O DESCANSADOURO DE SANTO ANTÓNIO
No Largo de Santo António, na Fajã Grande, no caminho que ligava a Assomada aos Lavadouros e, também, à Cuada, uma das vias mais percorridos diariamente pelos habitantes da Fajã na década de cinquenta, havia um interessante e típico descansadouro, conhecido, precisamente, pelo descansadouro de Santo António e que servia de paragem obrigatória e de repouso merecido aos homens que vinham da Cabaceira, da Cancelinha, do Espigão, do Moledo Grosso e da Lombéga, da Alagoinha e dos Lavadouros, assim como os que vinham das terras do lado da Cuada. Tratava-se um local de descanso situado num largo, no cruzamento de três caminhos, rusticamente preparado de modo a que os homens pudessem pousar as cargas que transportavam, descansar e conversar um pouco. Na realidade, em Santo António, como no Alagoeiro, no Pico Agudo ou na Ribeira das Casas e em tantos outros sítios, os homens, ao regressarem dos campos vergados ao peso dos molhos e cestos, uns e outros pesadíssimos, paravam para descansar e cavaquear. Colocando os brutais carregamentos sobre as paredes circundantes, limpavam o suor com as costas das mãos, com lenços ensebados ou até com as mangas das frocas, com as quais também formavam espécies de rodilhas ou almofadas que colocavam sobre as pedras soltas, encostadas às abas das paredes mais altas e abrigadas, para se sentarem sobre elas, de modo a não “apanharem frio”. Sentados sobre essas espécies de toscas bancadas, os homens descansavam, fumavam, trocavam lume e cigarros, por vezes, se o descanso era mais prolongado, até falquejavam troncos de cana-roca ou um garrancho qualquer e conversavam, discutiam, umas vezes a “tirar teimas” outras “acertar contas”, recriminando-se reciprocamente. Uns vinham de longe outros de perto, uns mais cansados outros mais aliviados, mas todos ali se sentavam de manhã, ao meio-dia, à tarde e à noitinha.

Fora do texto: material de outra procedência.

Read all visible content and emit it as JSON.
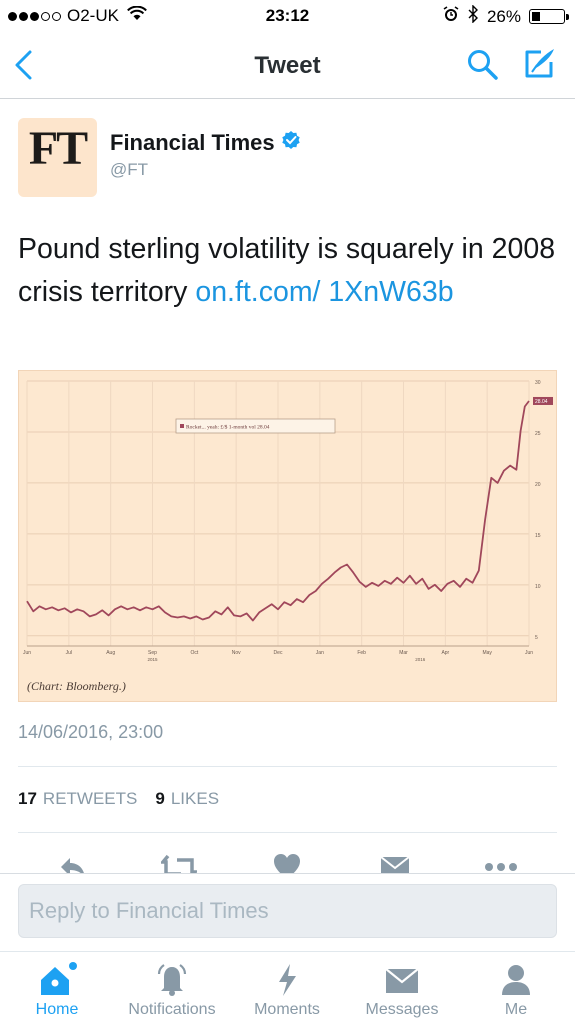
{
  "status_bar": {
    "carrier": "O2-UK",
    "time": "23:12",
    "battery": "26%",
    "battery_level": 0.26
  },
  "nav": {
    "title": "Tweet"
  },
  "author": {
    "logo_text": "FT",
    "name": "Financial Times",
    "handle": "@FT"
  },
  "tweet": {
    "text": "Pound sterling volatility is squarely in 2008 crisis territory ",
    "link": "on.ft.com/ 1XnW63b",
    "timestamp": "14/06/2016, 23:00"
  },
  "chart": {
    "caption": "(Chart: Bloomberg.)"
  },
  "chart_data": {
    "type": "line",
    "legend": "Rocket... yeah: £/$ 1-month vol 28.04",
    "last_value_label": "28.04",
    "x_ticks": [
      "Jun",
      "Jul",
      "Aug",
      "Sep",
      "Oct",
      "Nov",
      "Dec",
      "Jan",
      "Feb",
      "Mar",
      "Apr",
      "May",
      "Jun"
    ],
    "x_year_labels": [
      "2015",
      "2016"
    ],
    "y_ticks": [
      5,
      10,
      15,
      20,
      25,
      30
    ],
    "ylim": [
      4,
      30
    ],
    "grid": true,
    "series": [
      {
        "x": [
          0,
          0.15,
          0.3,
          0.45,
          0.6,
          0.75,
          0.9,
          1.05,
          1.2,
          1.35,
          1.5,
          1.65,
          1.8,
          1.95,
          2.1,
          2.25,
          2.4,
          2.55,
          2.7,
          2.85,
          3.0,
          3.15,
          3.3,
          3.45,
          3.6,
          3.75,
          3.9,
          4.05,
          4.2,
          4.35,
          4.5,
          4.65,
          4.8,
          4.95,
          5.1,
          5.25,
          5.4,
          5.55,
          5.7,
          5.85,
          6.0,
          6.15,
          6.3,
          6.45,
          6.6,
          6.75,
          6.9,
          7.05,
          7.2,
          7.35,
          7.5,
          7.65,
          7.8,
          7.95,
          8.1,
          8.25,
          8.4,
          8.55,
          8.7,
          8.85,
          9.0,
          9.15,
          9.3,
          9.45,
          9.6,
          9.75,
          9.9,
          10.05,
          10.2,
          10.35,
          10.5,
          10.65,
          10.8,
          10.95,
          11.1,
          11.25,
          11.4,
          11.55,
          11.7,
          11.8,
          11.9,
          12.0
        ],
        "y": [
          8.4,
          7.4,
          7.9,
          7.6,
          7.8,
          7.5,
          7.7,
          7.3,
          7.6,
          7.4,
          6.9,
          7.1,
          7.5,
          7.0,
          7.6,
          7.9,
          7.6,
          7.8,
          7.5,
          7.8,
          7.6,
          7.9,
          7.3,
          6.9,
          6.8,
          6.9,
          6.7,
          6.9,
          6.6,
          6.8,
          7.4,
          7.1,
          7.8,
          7.0,
          6.9,
          7.2,
          6.5,
          7.3,
          7.7,
          8.1,
          7.6,
          8.3,
          8.0,
          8.6,
          8.3,
          9.0,
          9.4,
          10.1,
          10.6,
          11.2,
          11.7,
          12.0,
          11.2,
          10.3,
          9.8,
          10.2,
          9.9,
          10.4,
          10.1,
          10.7,
          10.2,
          10.9,
          10.1,
          10.6,
          9.6,
          10.0,
          9.4,
          10.1,
          10.4,
          9.8,
          10.6,
          10.2,
          11.4,
          16.4,
          20.5,
          20.0,
          21.2,
          21.7,
          21.3,
          25.1,
          27.5,
          28.04
        ]
      }
    ]
  },
  "stats": {
    "retweets_count": "17",
    "retweets_label": "RETWEETS",
    "likes_count": "9",
    "likes_label": "LIKES"
  },
  "reply": {
    "placeholder": "Reply to Financial Times"
  },
  "tabs": [
    {
      "label": "Home",
      "icon": "home-icon",
      "active": true
    },
    {
      "label": "Notifications",
      "icon": "bell-icon",
      "active": false
    },
    {
      "label": "Moments",
      "icon": "lightning-icon",
      "active": false
    },
    {
      "label": "Messages",
      "icon": "envelope-icon",
      "active": false
    },
    {
      "label": "Me",
      "icon": "person-icon",
      "active": false
    }
  ],
  "colors": {
    "accent": "#1da1f2",
    "line": "#a0475b",
    "chart_bg": "#fde8d0"
  }
}
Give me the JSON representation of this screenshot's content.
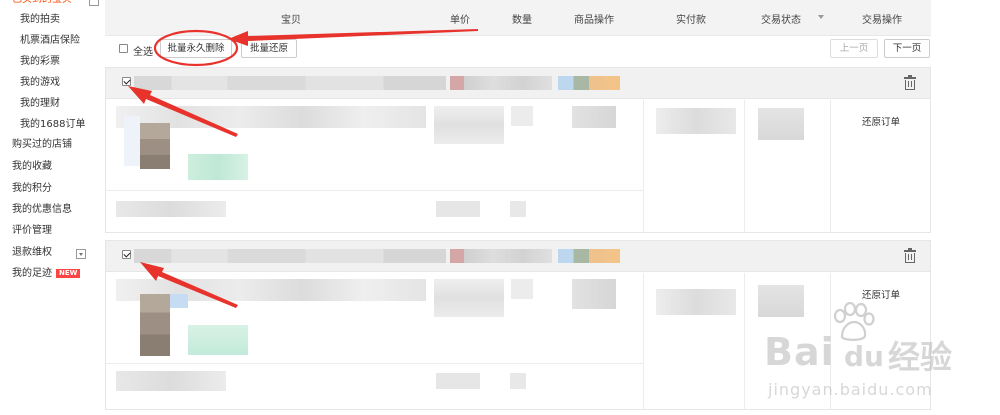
{
  "sidebar": {
    "cutoff_label": "已买到的宝贝",
    "items": [
      {
        "label": "我的拍卖",
        "level": "sub"
      },
      {
        "label": "机票酒店保险",
        "level": "sub"
      },
      {
        "label": "我的彩票",
        "level": "sub"
      },
      {
        "label": "我的游戏",
        "level": "sub"
      },
      {
        "label": "我的理财",
        "level": "sub"
      },
      {
        "label": "我的1688订单",
        "level": "sub"
      },
      {
        "label": "购买过的店铺",
        "level": "top"
      },
      {
        "label": "我的收藏",
        "level": "top"
      },
      {
        "label": "我的积分",
        "level": "top"
      },
      {
        "label": "我的优惠信息",
        "level": "top"
      },
      {
        "label": "评价管理",
        "level": "top"
      },
      {
        "label": "退款维权",
        "level": "top"
      },
      {
        "label": "我的足迹",
        "level": "top"
      }
    ],
    "new_badge": "NEW"
  },
  "header": {
    "columns": [
      "宝贝",
      "单价",
      "数量",
      "商品操作",
      "实付款",
      "交易状态",
      "交易操作"
    ]
  },
  "toolbar": {
    "select_all": "全选",
    "batch_delete": "批量永久删除",
    "batch_restore": "批量还原",
    "prev_page": "上一页",
    "next_page": "下一页"
  },
  "orders": [
    {
      "checked": true,
      "action": "还原订单"
    },
    {
      "checked": true,
      "action": "还原订单"
    }
  ],
  "watermark": {
    "brand_latin": "Bai",
    "brand_du": "du",
    "brand_cn": "经验",
    "url": "jingyan.baidu.com"
  },
  "colors": {
    "annotation_red": "#e8322c",
    "sidebar_accent": "#ff4400",
    "new_badge": "#ff4444"
  }
}
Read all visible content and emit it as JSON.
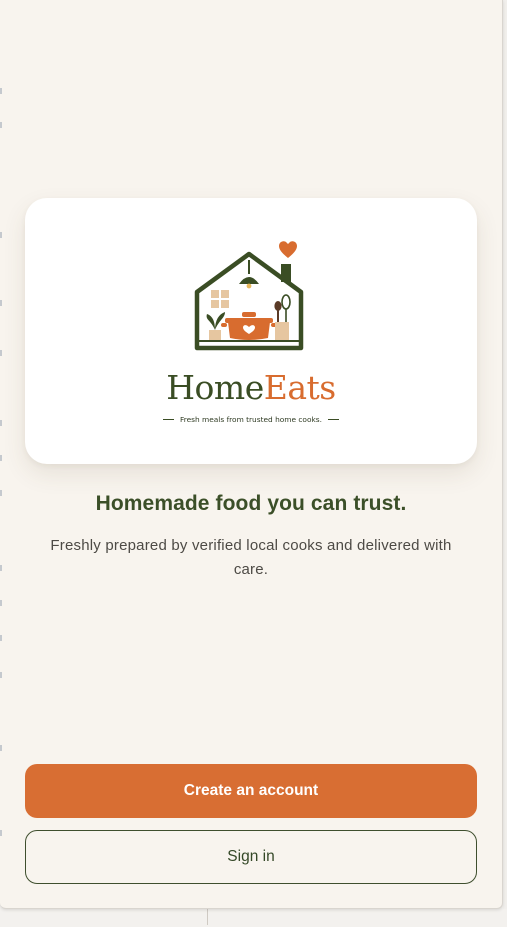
{
  "brand": {
    "name_part1": "Home",
    "name_part2": "Eats",
    "tagline": "Fresh meals from trusted home cooks.",
    "colors": {
      "green": "#3a4d24",
      "orange": "#d86c2f"
    },
    "logo_icon": "house-with-cooking-pot-icon"
  },
  "hero": {
    "headline": "Homemade food you can trust.",
    "subtext": "Freshly prepared by verified local cooks and delivered with care."
  },
  "actions": {
    "primary_label": "Create an account",
    "secondary_label": "Sign in"
  },
  "theme": {
    "background": "#f8f4ee",
    "primary": "#d86e33",
    "text_green": "#3b4f28"
  }
}
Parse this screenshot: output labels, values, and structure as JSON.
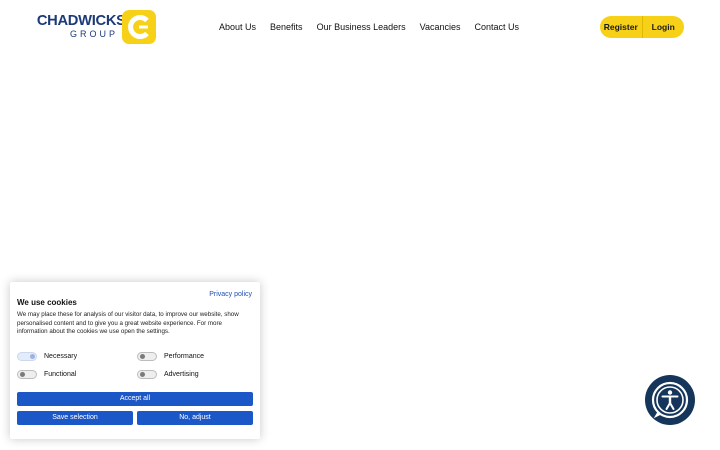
{
  "brand": {
    "name": "CHADWICKS",
    "sub": "GROUP",
    "primary_color": "#1d3a78",
    "accent_color": "#f7d117"
  },
  "nav": {
    "items": [
      {
        "label": "About Us"
      },
      {
        "label": "Benefits"
      },
      {
        "label": "Our Business Leaders"
      },
      {
        "label": "Vacancies"
      },
      {
        "label": "Contact Us"
      }
    ]
  },
  "auth": {
    "register": "Register",
    "login": "Login"
  },
  "cookie": {
    "privacy_link": "Privacy policy",
    "title": "We use cookies",
    "description": "We may place these for analysis of our visitor data, to improve our website, show personalised content and to give you a great website experience. For more information about the cookies we use open the settings.",
    "toggles": [
      {
        "label": "Necessary",
        "state": "on"
      },
      {
        "label": "Performance",
        "state": "off"
      },
      {
        "label": "Functional",
        "state": "off"
      },
      {
        "label": "Advertising",
        "state": "off"
      }
    ],
    "accept_all": "Accept all",
    "save_selection": "Save selection",
    "no_adjust": "No, adjust",
    "button_color": "#1c57c8"
  },
  "accessibility": {
    "icon": "accessibility-icon",
    "color": "#15365a"
  }
}
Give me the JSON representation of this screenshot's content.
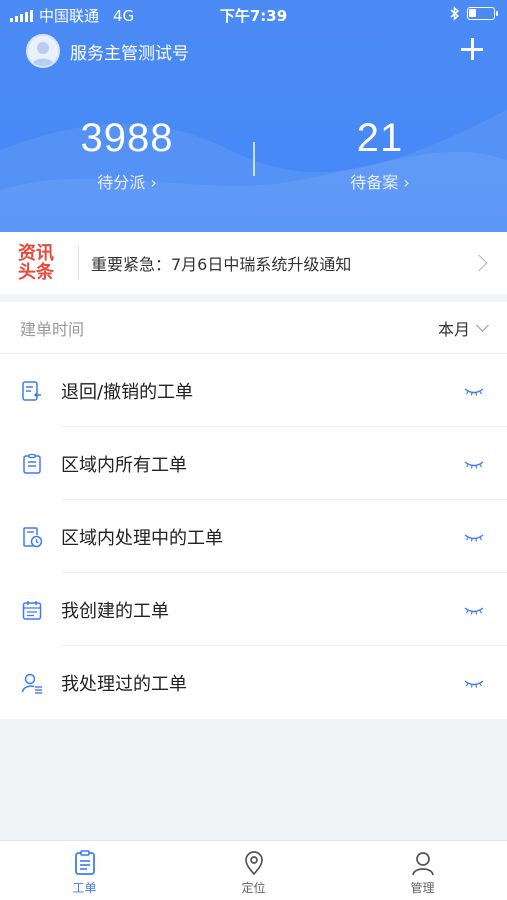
{
  "status_bar": {
    "carrier": "中国联通",
    "network": "4G",
    "time": "下午7:39"
  },
  "header": {
    "user_name": "服务主管测试号",
    "stats": [
      {
        "value": "3988",
        "label": "待分派 ›"
      },
      {
        "value": "21",
        "label": "待备案 ›"
      }
    ]
  },
  "news": {
    "logo_line1": "资讯",
    "logo_line2": "头条",
    "text": "重要紧急：7月6日中瑞系统升级通知"
  },
  "filter": {
    "label": "建单时间",
    "value": "本月"
  },
  "items": [
    {
      "label": "退回/撤销的工单",
      "icon": "return-ticket-icon"
    },
    {
      "label": "区域内所有工单",
      "icon": "clipboard-icon"
    },
    {
      "label": "区域内处理中的工单",
      "icon": "clock-doc-icon"
    },
    {
      "label": "我创建的工单",
      "icon": "calendar-icon"
    },
    {
      "label": "我处理过的工单",
      "icon": "user-list-icon"
    }
  ],
  "tabs": [
    {
      "label": "工单",
      "icon": "workorder-icon",
      "active": true
    },
    {
      "label": "定位",
      "icon": "location-icon",
      "active": false
    },
    {
      "label": "管理",
      "icon": "person-icon",
      "active": false
    }
  ],
  "colors": {
    "primary": "#4488f6",
    "news_red": "#e84a3c",
    "icon_blue": "#3b7cf5"
  }
}
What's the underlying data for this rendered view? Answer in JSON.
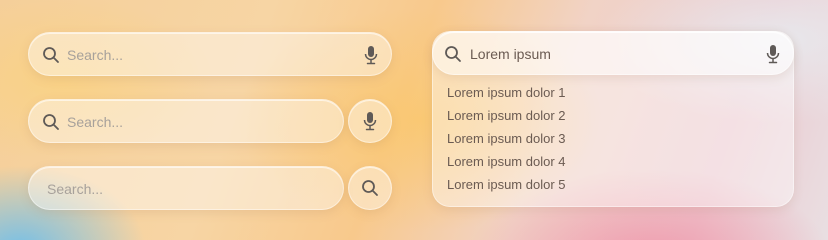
{
  "search_bars": {
    "bar1": {
      "placeholder": "Search...",
      "search_icon": "search-icon",
      "action_icon": "microphone-icon"
    },
    "bar2": {
      "placeholder": "Search...",
      "search_icon": "search-icon",
      "action_button_icon": "microphone-icon"
    },
    "bar3": {
      "placeholder": "Search...",
      "action_button_icon": "search-icon"
    }
  },
  "autocomplete": {
    "query": "Lorem ipsum",
    "search_icon": "search-icon",
    "action_icon": "microphone-icon",
    "suggestions": [
      "Lorem ipsum dolor 1",
      "Lorem ipsum dolor 2",
      "Lorem ipsum dolor 3",
      "Lorem ipsum dolor 4",
      "Lorem ipsum dolor 5"
    ]
  },
  "colors": {
    "icon": "#5f5a57",
    "placeholder": "#a7a19b",
    "text": "#6b5b52"
  }
}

O descansadouro de Santo António, ocupava todo o largo e era circundado por três altas paredes. A Sul, do lado do Delgado ficava uma horta pertencente ao José de Nascimento, com paredes altíssimas e um gigantesco portão sobre o qual havia um pequenino nicho com uma imagem de Santo António, padroeiro onomástico do lugar. A Oeste e do lado da Cuada uma outra parede, também bastante alta e abrigada, pertencente a uma terra do Roberto de José Padre. A norte e a fazer esquina com as duas primeiras, uma terra do Augusto Mariano, com paredes mais baixas e uma espécie de maroiço anexo que servia de palanca onde os homens colocavam molhos e cestos. Um pouco acima e logo no início do caminho que dava para a Cuada havia uma relva pertencente ao Josezinho Fragueiro, onde havia uma nascente de água com uma bica que jorrava permanentemente um diáfano e fresquinho fio de água, onde homens, mulheres e crianças que por ali passavam ou ali paravam a descansar iam matar a sede.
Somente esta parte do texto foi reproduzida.